I know several mechanics that work for a large U.S. carrier that also work for a local FBO.

User currently offlinePGNCS From United States of America, joined Apr 2007, 2817 posts, RR: 45
Reply 11, posted (4 years 8 months 2 days 17 hours ago) and read 4531 times:

At our airline you have to clear secondary employment within the aviation industry with the company (there is a quick process that supervisors can direct employees through). As long as the company doesn't perceive a direct competition or find your secondary employment to be degrading your work at the airline, it's not a problem. I would be completely honest and approach your supervisor explaining what you want to do. There will possibly be some contact with HR, but it's best to be aboveboard about it from the beginning.

User currently offlineBartonsayswhat From Canada, joined Oct 2007, 434 posts, RR: 0
Reply 12, posted (4 years 8 months 2 days 13 hours ago) and read 4226 times:

My company guidelines are, "Ramp is not conflict of interest as it does not directly reflect sales."

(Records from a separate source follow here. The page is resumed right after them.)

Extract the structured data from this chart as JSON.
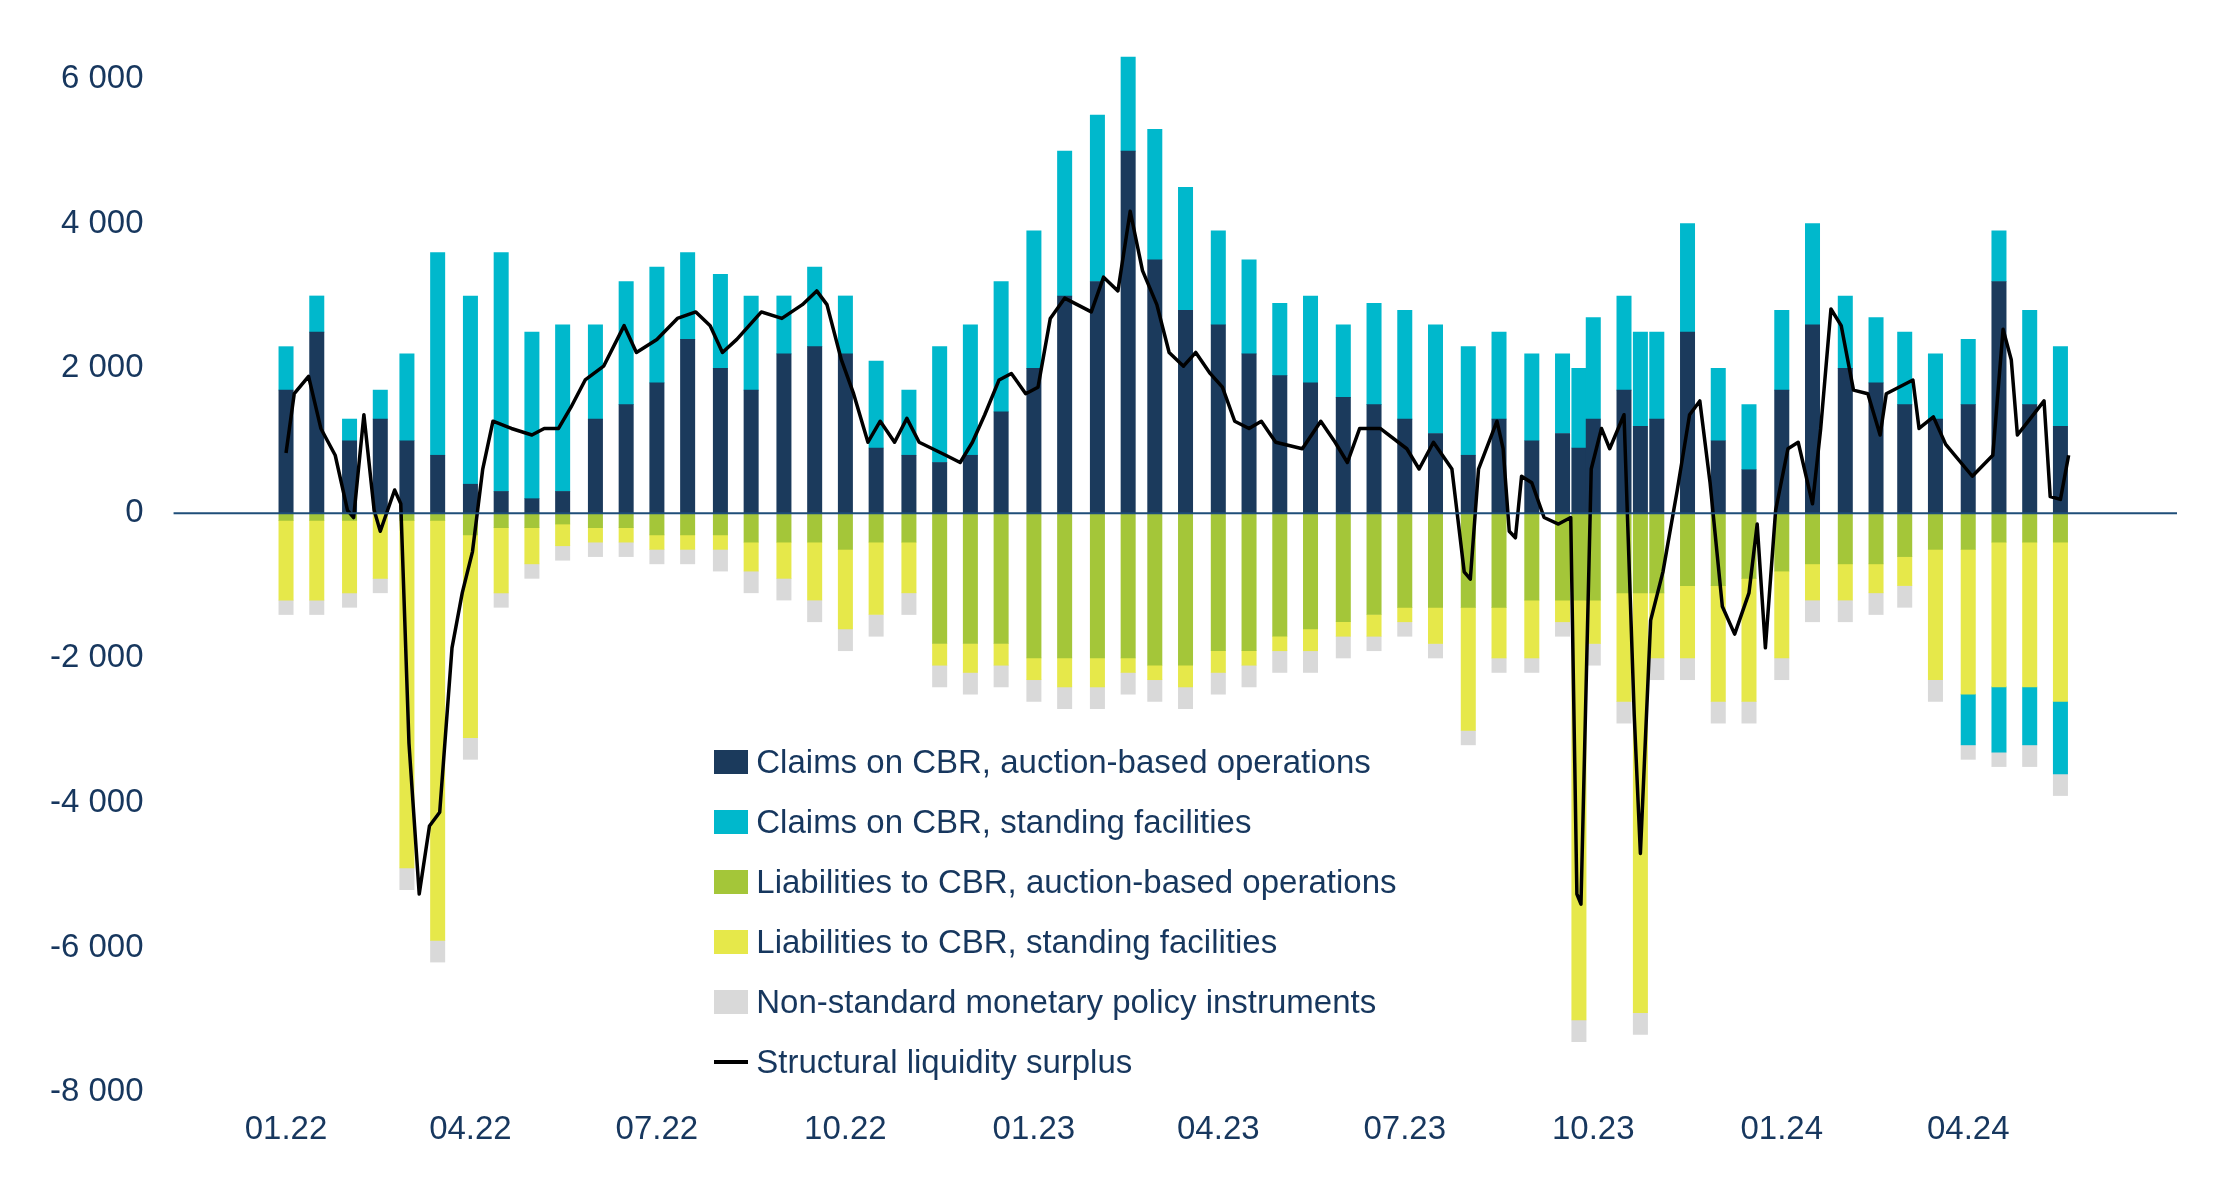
{
  "chart_data": {
    "type": "bar",
    "stacked": true,
    "legend": "bottom",
    "grid": false,
    "x": [
      "2022-01-01",
      "2022-01-16",
      "2022-02-01",
      "2022-02-16",
      "2022-03-01",
      "2022-03-16",
      "2022-04-01",
      "2022-04-16",
      "2022-05-01",
      "2022-05-16",
      "2022-06-01",
      "2022-06-16",
      "2022-07-01",
      "2022-07-16",
      "2022-08-01",
      "2022-08-16",
      "2022-09-01",
      "2022-09-16",
      "2022-10-01",
      "2022-10-16",
      "2022-11-01",
      "2022-11-16",
      "2022-12-01",
      "2022-12-16",
      "2023-01-01",
      "2023-01-16",
      "2023-02-01",
      "2023-02-16",
      "2023-03-01",
      "2023-03-16",
      "2023-04-01",
      "2023-04-16",
      "2023-05-01",
      "2023-05-16",
      "2023-06-01",
      "2023-06-16",
      "2023-07-01",
      "2023-07-16",
      "2023-08-01",
      "2023-08-16",
      "2023-09-01",
      "2023-09-16",
      "2023-09-24",
      "2023-10-01",
      "2023-10-16",
      "2023-10-24",
      "2023-11-01",
      "2023-11-16",
      "2023-12-01",
      "2023-12-16",
      "2024-01-01",
      "2024-01-16",
      "2024-02-01",
      "2024-02-16",
      "2024-03-01",
      "2024-03-16",
      "2024-04-01",
      "2024-04-16",
      "2024-05-01",
      "2024-05-16"
    ],
    "series": [
      {
        "name": "Claims on CBR, auction-based operations",
        "color": "#1b3a5c",
        "values": [
          1700,
          2500,
          1000,
          1300,
          1000,
          800,
          400,
          300,
          200,
          300,
          1300,
          1500,
          1800,
          2400,
          2000,
          1700,
          2200,
          2300,
          2200,
          900,
          800,
          700,
          800,
          1400,
          2000,
          3000,
          3200,
          5000,
          3500,
          2800,
          2600,
          2200,
          1900,
          1800,
          1600,
          1500,
          1300,
          1100,
          800,
          1300,
          1000,
          1100,
          900,
          1300,
          1700,
          1200,
          1300,
          2500,
          1000,
          600,
          1700,
          2600,
          2000,
          1800,
          1500,
          1300,
          1500,
          3200,
          1500,
          1200
        ]
      },
      {
        "name": "Claims on CBR, standing facilities",
        "color": "#00b8cc",
        "values": [
          600,
          500,
          300,
          400,
          1200,
          2800,
          2600,
          3300,
          2300,
          2300,
          1300,
          1700,
          1600,
          1200,
          1300,
          1300,
          800,
          1100,
          800,
          1200,
          900,
          1600,
          1800,
          1800,
          1900,
          2000,
          2300,
          1300,
          1800,
          1700,
          1300,
          1300,
          1000,
          1200,
          1000,
          1400,
          1500,
          1500,
          1500,
          1200,
          1200,
          1100,
          1100,
          1400,
          1300,
          1300,
          1200,
          1500,
          1000,
          900,
          1100,
          1400,
          1000,
          900,
          1000,
          900,
          900,
          700,
          1300,
          1100
        ]
      },
      {
        "name": "Liabilities to CBR, auction-based operations",
        "color": "#a4c639",
        "values": [
          -100,
          -100,
          -100,
          null,
          -100,
          -100,
          -300,
          -200,
          -200,
          -150,
          -200,
          -200,
          -300,
          -300,
          -300,
          -400,
          -400,
          -400,
          -500,
          -400,
          -400,
          -1800,
          -1800,
          -1800,
          -2000,
          -2000,
          -2000,
          -2000,
          -2100,
          -2100,
          -1900,
          -1900,
          -1700,
          -1600,
          -1500,
          -1400,
          -1300,
          -1300,
          -1300,
          -1300,
          -1200,
          -1200,
          -1200,
          -1200,
          -1100,
          -1100,
          -1100,
          -1000,
          -1000,
          -900,
          -800,
          -700,
          -700,
          -700,
          -600,
          -500,
          -500,
          -400,
          -400,
          -400
        ]
      },
      {
        "name": "Liabilities to CBR, standing facilities",
        "color": "#e6e84a",
        "values": [
          -1100,
          -1100,
          -1000,
          -900,
          -4800,
          -5800,
          -2800,
          -900,
          -500,
          -300,
          -200,
          -200,
          -200,
          -200,
          -200,
          -400,
          -500,
          -800,
          -1100,
          -1000,
          -700,
          -300,
          -400,
          -300,
          -300,
          -400,
          -400,
          -200,
          -200,
          -300,
          -300,
          -200,
          -200,
          -300,
          -200,
          -300,
          -200,
          -500,
          -1700,
          -700,
          -800,
          -300,
          -5800,
          -600,
          -1500,
          -5800,
          -900,
          -1000,
          -1600,
          -1700,
          -1200,
          -500,
          -500,
          -400,
          -400,
          -1800,
          -2000,
          -2000,
          -2000,
          -2200
        ]
      },
      {
        "color": "#00b8cc",
        "values": [
          null,
          null,
          null,
          null,
          null,
          null,
          null,
          null,
          null,
          null,
          null,
          null,
          null,
          null,
          null,
          null,
          null,
          null,
          null,
          null,
          null,
          null,
          null,
          null,
          null,
          null,
          null,
          null,
          null,
          null,
          null,
          null,
          null,
          null,
          null,
          null,
          null,
          null,
          null,
          null,
          null,
          null,
          null,
          null,
          null,
          null,
          null,
          null,
          null,
          null,
          null,
          null,
          null,
          null,
          null,
          null,
          -700,
          -900,
          -800,
          -1000
        ]
      },
      {
        "name": "Non-standard monetary policy instruments",
        "color": "#d9d9d9",
        "values": [
          -200,
          -200,
          -200,
          -200,
          -300,
          -300,
          -300,
          -200,
          -200,
          -200,
          -200,
          -200,
          -200,
          -200,
          -300,
          -300,
          -300,
          -300,
          -300,
          -300,
          -300,
          -300,
          -300,
          -300,
          -300,
          -300,
          -300,
          -300,
          -300,
          -300,
          -300,
          -300,
          -300,
          -300,
          -300,
          -200,
          -200,
          -200,
          -200,
          -200,
          -200,
          -200,
          -300,
          -300,
          -300,
          -300,
          -300,
          -300,
          -300,
          -300,
          -300,
          -300,
          -300,
          -300,
          -300,
          -300,
          -200,
          -200,
          -300,
          -300
        ]
      },
      {
        "name": "Structural liquidity surplus",
        "type": "line",
        "color": "#000000",
        "x": [
          "2022-01-01",
          "2022-01-05",
          "2022-01-12",
          "2022-01-18",
          "2022-01-25",
          "2022-01-31",
          "2022-02-03",
          "2022-02-08",
          "2022-02-13",
          "2022-02-16",
          "2022-02-23",
          "2022-02-26",
          "2022-03-02",
          "2022-03-07",
          "2022-03-12",
          "2022-03-17",
          "2022-03-23",
          "2022-03-28",
          "2022-04-02",
          "2022-04-07",
          "2022-04-12",
          "2022-04-21",
          "2022-05-01",
          "2022-05-07",
          "2022-05-14",
          "2022-05-20",
          "2022-05-27",
          "2022-06-05",
          "2022-06-15",
          "2022-06-21",
          "2022-07-01",
          "2022-07-11",
          "2022-07-20",
          "2022-07-27",
          "2022-08-02",
          "2022-08-09",
          "2022-08-21",
          "2022-08-31",
          "2022-09-10",
          "2022-09-17",
          "2022-09-22",
          "2022-09-29",
          "2022-10-05",
          "2022-10-12",
          "2022-10-18",
          "2022-10-25",
          "2022-10-31",
          "2022-11-06",
          "2022-11-19",
          "2022-11-26",
          "2022-12-02",
          "2022-12-08",
          "2022-12-15",
          "2022-12-21",
          "2022-12-28",
          "2023-01-03",
          "2023-01-09",
          "2023-01-16",
          "2023-01-29",
          "2023-02-04",
          "2023-02-11",
          "2023-02-17",
          "2023-02-23",
          "2023-03-02",
          "2023-03-08",
          "2023-03-15",
          "2023-03-21",
          "2023-03-28",
          "2023-04-03",
          "2023-04-09",
          "2023-04-16",
          "2023-04-22",
          "2023-04-29",
          "2023-05-12",
          "2023-05-21",
          "2023-05-28",
          "2023-06-03",
          "2023-06-09",
          "2023-06-19",
          "2023-07-02",
          "2023-07-08",
          "2023-07-15",
          "2023-07-24",
          "2023-07-30",
          "2023-08-02",
          "2023-08-06",
          "2023-08-15",
          "2023-08-18",
          "2023-08-21",
          "2023-08-24",
          "2023-08-27",
          "2023-09-01",
          "2023-09-07",
          "2023-09-14",
          "2023-09-20",
          "2023-09-23",
          "2023-09-25",
          "2023-09-30",
          "2023-10-05",
          "2023-10-09",
          "2023-10-16",
          "2023-10-21",
          "2023-10-24",
          "2023-10-29",
          "2023-11-04",
          "2023-11-11",
          "2023-11-17",
          "2023-11-22",
          "2023-11-27",
          "2023-12-03",
          "2023-12-09",
          "2023-12-16",
          "2023-12-20",
          "2023-12-24",
          "2023-12-29",
          "2024-01-04",
          "2024-01-09",
          "2024-01-16",
          "2024-01-20",
          "2024-01-25",
          "2024-01-30",
          "2024-02-05",
          "2024-02-12",
          "2024-02-18",
          "2024-02-21",
          "2024-03-05",
          "2024-03-08",
          "2024-03-15",
          "2024-03-21",
          "2024-04-03",
          "2024-04-13",
          "2024-04-18",
          "2024-04-22",
          "2024-04-25",
          "2024-05-08",
          "2024-05-11",
          "2024-05-16",
          "2024-05-20"
        ],
        "values": [
          830,
          1650,
          1890,
          1170,
          800,
          40,
          -60,
          1360,
          40,
          -250,
          320,
          130,
          -3180,
          -5260,
          -4320,
          -4130,
          -1860,
          -1100,
          -530,
          610,
          1270,
          1170,
          1080,
          1170,
          1170,
          1460,
          1840,
          2030,
          2590,
          2220,
          2400,
          2690,
          2780,
          2590,
          2220,
          2400,
          2780,
          2690,
          2880,
          3070,
          2880,
          2120,
          1650,
          980,
          1270,
          980,
          1310,
          980,
          800,
          700,
          980,
          1360,
          1840,
          1930,
          1650,
          1740,
          2690,
          2970,
          2780,
          3260,
          3070,
          4170,
          3350,
          2880,
          2220,
          2030,
          2220,
          1930,
          1740,
          1270,
          1170,
          1270,
          980,
          890,
          1270,
          980,
          700,
          1170,
          1170,
          890,
          610,
          980,
          610,
          -810,
          -910,
          610,
          1270,
          890,
          -250,
          -340,
          510,
          420,
          -60,
          -150,
          -60,
          -5260,
          -5400,
          610,
          1170,
          890,
          1360,
          -2800,
          -4700,
          -1480,
          -810,
          320,
          1360,
          1550,
          420,
          -1290,
          -1670,
          -1100,
          -150,
          -1860,
          40,
          890,
          980,
          130,
          1170,
          2820,
          2590,
          1700,
          1650,
          1080,
          1650,
          1840,
          1170,
          1330,
          950,
          510,
          800,
          2540,
          2120,
          1080,
          1550,
          230,
          190,
          800
        ]
      }
    ],
    "ylim": [
      -8000,
      6400
    ],
    "yticks": [
      {
        "value": -8000,
        "label": "-8 000"
      },
      {
        "value": -6000,
        "label": "-6 000"
      },
      {
        "value": -4000,
        "label": "-4 000"
      },
      {
        "value": -2000,
        "label": "-2 000"
      },
      0,
      {
        "value": 2000,
        "label": "2 000"
      },
      {
        "value": 4000,
        "label": "4 000"
      },
      {
        "value": 6000,
        "label": "6 000"
      }
    ],
    "xlim": [
      "2021-12-26",
      "2024-05-24"
    ],
    "xticks": [
      {
        "value": "2022-01-01",
        "label": "01.22"
      },
      {
        "value": "2022-04-01",
        "label": "04.22"
      },
      {
        "value": "2022-07-01",
        "label": "07.22"
      },
      {
        "value": "2022-10-01",
        "label": "10.22"
      },
      {
        "value": "2023-01-01",
        "label": "01.23"
      },
      {
        "value": "2023-04-01",
        "label": "04.23"
      },
      {
        "value": "2023-07-01",
        "label": "07.23"
      },
      {
        "value": "2023-10-01",
        "label": "10.23"
      },
      {
        "value": "2024-01-01",
        "label": "01.24"
      },
      {
        "value": "2024-04-01",
        "label": "04.24"
      }
    ],
    "ref_lines": [
      {
        "axis": "y",
        "value": 0,
        "color": "#1f4e79"
      }
    ]
  }
}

User currently offlineMaverick623 From United States of America, joined Nov 2006, 5556 posts, RR: 6
Reply 13, posted (4 years 8 months 2 days 12 hours ago) and read 4172 times:



Quoting DLX737200 (Reply 2):
That FBO also had the fuel contract for mainline DL at the time.

That's the reason why. Conflict of interest.

Quoting Swa4life (Reply 3):

I'm talking about an FBO that has no service contracts with any other competing carriers.

Should be ok. Of course, it would be best to check with your employer first. This is not one of those things where it's better to beg forgiveness than ask permission.



"PHX is Phoenix, PDX is the other city" -777Way
User currently offlinePhelpsie87 From United States of America, joined Apr 2006, 498 posts, RR: 2
Reply 14, posted (4 years 8 months 2 days 12 hours ago) and read 3950 times:

When I used to work for OO, I had a coworker split his time between us and the FBO on the field. He worked as a fueler, so most days, we would say goodbye to him from OO only to reunite an hour or so later as he fueled our RJ's. No issues ever came up, even though he also fueled NW/DL, G4, F9, and all the other operators on the field. I honestly do not see a big deal, but I guess it could be if the FBO has ground handling as well, such as GFK Flight Support does for G4.

Like others have said, be up front. I do think they would be willing to work with you on it as long as one job does not negatively influence the other. If they say no, pick the job that you have the best pay, hours, benefits, etc. Look out for #1!! Big grin


User currently offlineAfrikaskyes From United States of America, joined Sep 2005, 141 posts, RR: 0
Reply 15, posted (4 years 8 months 2 days 9 hours ago) and read 3429 times:

I knew a few airline employees who worked for the airport FBO and even serviced their own airlines aircraft and no one really had a problem with it. I suppose it depends on the individual FBO's hiring policy.

I also knew of 5 TSA employees who worked for a few airlines while still working for the TSA. Scheduling was a nightmare but somehow it worked out for them. Was that a conflict of interest? ABSOLUTELY!! I can't tell you how many times I saw one of them either save their own airline some how some way by breaking TSA policies. I can't believe the TSA allowed that kind of moonlighting, but apparently it wasn't a problem. Though, as of a few months ago, I heard DL suggested they would no longer be accepting applications from current TSA employees at that airport. What a joke.